Question

An ideal gas is taken around the cycle ABCA as shown in P-V diagram. The network done by the gas during the cycle is equal to:

A. \[12{{P}_{1}}{{V}_{1}}\]
B. \[6{{P}_{1}}{{V}_{1}}\]
C. \[5{{P}_{1}}{{V}_{1}}\]
D. \[{{P}_{1}}{{V}_{1}}\]

Answer 1

Hint: A gas whose molecules occupy negligible space and have no interactions between, and which consequently obeys the all gas laws at all temperatures and pressure is called ideal gas.
For an ideal gas\[PV=nRT\]. Where P =Pressure, V = Volume, n = number of moles, R =gas constant, and T = Temperature.

Complete step by step answer:
We know that work done for the process which is showing in the graph is the Area under the curve.
Net Work done by the gas during the cycle = Area under the curve ABCA or area of the triangle ABCA.
Work done
\[\begin{align}
  & =\frac{1}{2}AC\times BC \\
 & =\frac{1}{2}(3V-V)(6P-P) \\
 & =\frac{1}{2}(2V)(5P) \\
 & =5PV \\
\end{align}\]
Therefore the net work done by the gas during the cycle is equal to 5PV.

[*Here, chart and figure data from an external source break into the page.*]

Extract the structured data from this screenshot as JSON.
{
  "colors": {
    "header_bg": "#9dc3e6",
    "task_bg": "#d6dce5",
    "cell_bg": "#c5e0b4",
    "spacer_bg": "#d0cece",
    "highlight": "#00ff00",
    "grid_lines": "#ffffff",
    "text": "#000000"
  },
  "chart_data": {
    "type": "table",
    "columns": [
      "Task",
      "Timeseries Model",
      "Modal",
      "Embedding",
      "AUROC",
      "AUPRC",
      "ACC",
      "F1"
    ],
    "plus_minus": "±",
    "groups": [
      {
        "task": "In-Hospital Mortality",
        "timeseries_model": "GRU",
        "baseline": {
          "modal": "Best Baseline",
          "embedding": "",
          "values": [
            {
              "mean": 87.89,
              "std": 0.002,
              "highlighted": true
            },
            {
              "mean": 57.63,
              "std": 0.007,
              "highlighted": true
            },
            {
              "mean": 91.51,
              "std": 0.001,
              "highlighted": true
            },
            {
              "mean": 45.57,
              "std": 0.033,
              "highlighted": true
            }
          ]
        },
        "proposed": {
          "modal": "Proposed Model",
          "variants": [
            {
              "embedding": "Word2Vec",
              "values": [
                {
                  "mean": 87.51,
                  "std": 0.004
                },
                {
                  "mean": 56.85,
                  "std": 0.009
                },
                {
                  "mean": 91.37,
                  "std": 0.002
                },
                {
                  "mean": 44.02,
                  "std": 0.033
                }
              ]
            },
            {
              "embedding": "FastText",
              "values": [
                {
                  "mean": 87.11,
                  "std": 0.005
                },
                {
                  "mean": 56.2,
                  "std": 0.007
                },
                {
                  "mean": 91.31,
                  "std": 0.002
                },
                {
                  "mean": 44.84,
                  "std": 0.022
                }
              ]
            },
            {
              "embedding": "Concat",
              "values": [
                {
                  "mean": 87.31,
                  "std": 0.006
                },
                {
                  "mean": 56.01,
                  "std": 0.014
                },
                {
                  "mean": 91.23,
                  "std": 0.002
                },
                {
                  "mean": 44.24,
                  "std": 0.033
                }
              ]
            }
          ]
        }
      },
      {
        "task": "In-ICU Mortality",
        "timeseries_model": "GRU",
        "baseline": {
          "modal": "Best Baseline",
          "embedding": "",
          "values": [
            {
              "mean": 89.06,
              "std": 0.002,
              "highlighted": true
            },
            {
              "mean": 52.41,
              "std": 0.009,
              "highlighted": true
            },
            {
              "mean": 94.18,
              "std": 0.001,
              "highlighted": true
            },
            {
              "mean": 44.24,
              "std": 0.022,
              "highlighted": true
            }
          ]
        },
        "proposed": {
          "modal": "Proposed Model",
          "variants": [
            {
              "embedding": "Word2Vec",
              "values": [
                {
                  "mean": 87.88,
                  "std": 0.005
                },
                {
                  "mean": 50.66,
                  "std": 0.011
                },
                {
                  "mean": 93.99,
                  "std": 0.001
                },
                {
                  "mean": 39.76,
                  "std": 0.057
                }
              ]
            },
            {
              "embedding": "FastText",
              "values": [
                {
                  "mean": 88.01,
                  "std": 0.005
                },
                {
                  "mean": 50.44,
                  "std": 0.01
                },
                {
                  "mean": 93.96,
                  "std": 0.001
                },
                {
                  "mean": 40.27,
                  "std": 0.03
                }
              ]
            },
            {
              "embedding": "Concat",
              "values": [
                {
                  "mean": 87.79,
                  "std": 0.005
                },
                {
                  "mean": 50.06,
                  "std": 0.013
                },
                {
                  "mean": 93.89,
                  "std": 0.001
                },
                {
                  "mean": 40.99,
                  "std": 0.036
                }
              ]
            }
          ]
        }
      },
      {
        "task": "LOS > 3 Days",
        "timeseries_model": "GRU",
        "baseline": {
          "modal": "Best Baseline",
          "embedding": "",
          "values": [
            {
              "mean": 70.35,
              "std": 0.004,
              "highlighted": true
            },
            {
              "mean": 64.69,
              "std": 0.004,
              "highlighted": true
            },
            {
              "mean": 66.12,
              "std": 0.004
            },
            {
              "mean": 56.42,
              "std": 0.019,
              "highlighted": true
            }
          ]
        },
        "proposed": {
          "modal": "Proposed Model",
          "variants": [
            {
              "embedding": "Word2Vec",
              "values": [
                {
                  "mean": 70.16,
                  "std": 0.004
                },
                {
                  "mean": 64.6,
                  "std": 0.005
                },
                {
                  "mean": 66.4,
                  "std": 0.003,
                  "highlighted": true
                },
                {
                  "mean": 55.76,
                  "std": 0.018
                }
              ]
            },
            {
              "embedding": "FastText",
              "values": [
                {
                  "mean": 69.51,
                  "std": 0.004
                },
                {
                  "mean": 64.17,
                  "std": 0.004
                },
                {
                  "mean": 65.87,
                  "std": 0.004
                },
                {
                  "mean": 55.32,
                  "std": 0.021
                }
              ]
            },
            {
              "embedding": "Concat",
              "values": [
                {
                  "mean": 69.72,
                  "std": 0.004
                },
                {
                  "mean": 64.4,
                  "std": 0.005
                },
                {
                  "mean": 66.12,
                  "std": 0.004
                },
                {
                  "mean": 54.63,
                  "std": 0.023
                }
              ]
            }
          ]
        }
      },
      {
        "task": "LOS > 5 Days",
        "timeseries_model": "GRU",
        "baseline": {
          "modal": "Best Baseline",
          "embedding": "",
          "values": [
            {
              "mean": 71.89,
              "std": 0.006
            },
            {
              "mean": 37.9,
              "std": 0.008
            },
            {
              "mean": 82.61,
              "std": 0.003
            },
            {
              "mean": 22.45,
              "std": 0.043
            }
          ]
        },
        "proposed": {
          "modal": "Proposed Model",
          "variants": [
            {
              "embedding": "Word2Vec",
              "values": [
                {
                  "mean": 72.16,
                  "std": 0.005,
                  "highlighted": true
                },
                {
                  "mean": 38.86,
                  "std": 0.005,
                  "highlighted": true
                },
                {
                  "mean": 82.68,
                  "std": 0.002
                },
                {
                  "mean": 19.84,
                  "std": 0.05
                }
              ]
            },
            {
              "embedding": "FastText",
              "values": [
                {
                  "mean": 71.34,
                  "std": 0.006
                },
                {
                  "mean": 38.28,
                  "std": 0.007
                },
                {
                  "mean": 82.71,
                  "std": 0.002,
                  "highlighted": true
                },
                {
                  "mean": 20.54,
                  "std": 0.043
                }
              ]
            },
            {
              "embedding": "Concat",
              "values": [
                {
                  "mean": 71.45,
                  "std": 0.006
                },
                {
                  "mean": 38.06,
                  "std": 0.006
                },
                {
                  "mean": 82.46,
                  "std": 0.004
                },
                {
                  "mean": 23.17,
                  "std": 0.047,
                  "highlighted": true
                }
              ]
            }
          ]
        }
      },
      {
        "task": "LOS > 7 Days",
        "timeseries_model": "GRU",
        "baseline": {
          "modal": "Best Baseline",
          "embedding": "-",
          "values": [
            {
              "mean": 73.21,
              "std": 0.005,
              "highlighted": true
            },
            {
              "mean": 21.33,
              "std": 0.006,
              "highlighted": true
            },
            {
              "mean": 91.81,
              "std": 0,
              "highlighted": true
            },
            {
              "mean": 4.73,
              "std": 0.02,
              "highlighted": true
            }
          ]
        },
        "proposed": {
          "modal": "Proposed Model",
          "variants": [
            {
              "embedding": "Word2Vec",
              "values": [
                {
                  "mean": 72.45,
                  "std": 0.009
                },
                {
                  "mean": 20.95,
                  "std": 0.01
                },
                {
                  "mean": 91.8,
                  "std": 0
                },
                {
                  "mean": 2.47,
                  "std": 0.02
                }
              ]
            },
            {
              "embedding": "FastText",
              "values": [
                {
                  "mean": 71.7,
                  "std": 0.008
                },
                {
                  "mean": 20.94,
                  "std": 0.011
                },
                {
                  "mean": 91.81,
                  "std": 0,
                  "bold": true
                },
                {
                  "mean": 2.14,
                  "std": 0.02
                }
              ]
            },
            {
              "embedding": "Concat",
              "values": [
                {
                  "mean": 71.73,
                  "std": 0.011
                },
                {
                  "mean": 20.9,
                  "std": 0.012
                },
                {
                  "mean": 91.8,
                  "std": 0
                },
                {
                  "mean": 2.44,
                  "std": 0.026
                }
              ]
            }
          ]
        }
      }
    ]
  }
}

So, the correct answer is “Option C”.

Additional information:
1. A suitable way to visualize the changes in the pressure and volume is Pressure-Volume diagram or Pressure-Volume graph.
2. Each point in a Pressure - Volume graph corresponds to a various states of the gas. The pressure is taken on the vertical axis and the volume is taken on the horizontal axis.

Note:
At the time of calculating area from the diagram or graph, we are supposed to do subtraction of 6P from P nor P from 6P and in case of volume also we have to do subtraction of 3V from V not V from 3V. Because the area won’t be a negative value.